Hall was one of several witnesses to testify last week before the Senate's subcommittee on investigations, chaired by the G.O.P.'s Susan Collins of Maine, who wants to regulate sweepstakes and fine companies engaged in trickery. Sweepstakes organizers, who use the contests to hawk magazines, books and videos, would be required to display prominently on their mailings the odds of winning. And they would be barred from telling contestants they are winners when they are not. Facing a room full of industry lobbyists--they could be winners!--Collins charged that contest organizers are "exploiting people's dreams through these deceptive mailings."

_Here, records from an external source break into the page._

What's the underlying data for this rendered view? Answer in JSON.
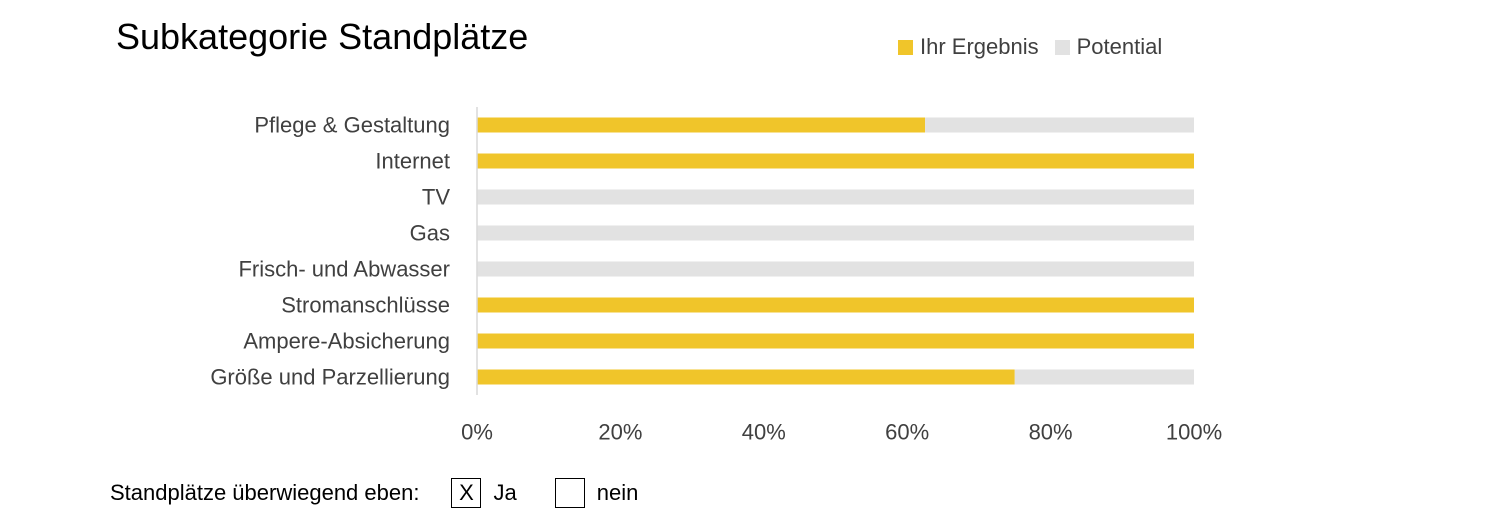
{
  "chart_data": {
    "type": "bar",
    "orientation": "horizontal",
    "stacked": true,
    "title": "Subkategorie Standplätze",
    "categories": [
      "Pflege & Gestaltung",
      "Internet",
      "TV",
      "Gas",
      "Frisch- und Abwasser",
      "Stromanschlüsse",
      "Ampere-Absicherung",
      "Größe und Parzellierung"
    ],
    "series": [
      {
        "name": "Ihr Ergebnis",
        "color": "#F0C52A",
        "values": [
          62.5,
          100,
          0,
          0,
          0,
          100,
          100,
          75
        ]
      },
      {
        "name": "Potential",
        "color": "#E2E2E2",
        "values": [
          37.5,
          0,
          100,
          100,
          100,
          0,
          0,
          25
        ]
      }
    ],
    "xlim": [
      0,
      100
    ],
    "xticks": [
      "0%",
      "20%",
      "40%",
      "60%",
      "80%",
      "100%"
    ],
    "xlabel": "",
    "ylabel": "",
    "grid": false,
    "legend_position": "top-right"
  },
  "footer": {
    "label": "Standplätze überwiegend eben:",
    "options": [
      {
        "mark": "X",
        "label": "Ja"
      },
      {
        "mark": "",
        "label": "nein"
      }
    ]
  }
}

And their gullibility. The companies, which include American Family Enterprises (partly owned by Time Inc., publisher of TIME), Publishers Clearing House and the Reader's Digest Association, might prefer to avoid regulation. They testified that contest rules and odds are being made clearer and that the names of people who spend exorbitant amounts of money on subscriptions in the hope of improving their odds were being dropped from their lists. That might avoid the complications created by one elderly contestant who signed up for magazines stretching until 2086. The subscriber then died, presumably wiser but poorer. His estate is trying to sort out the problem.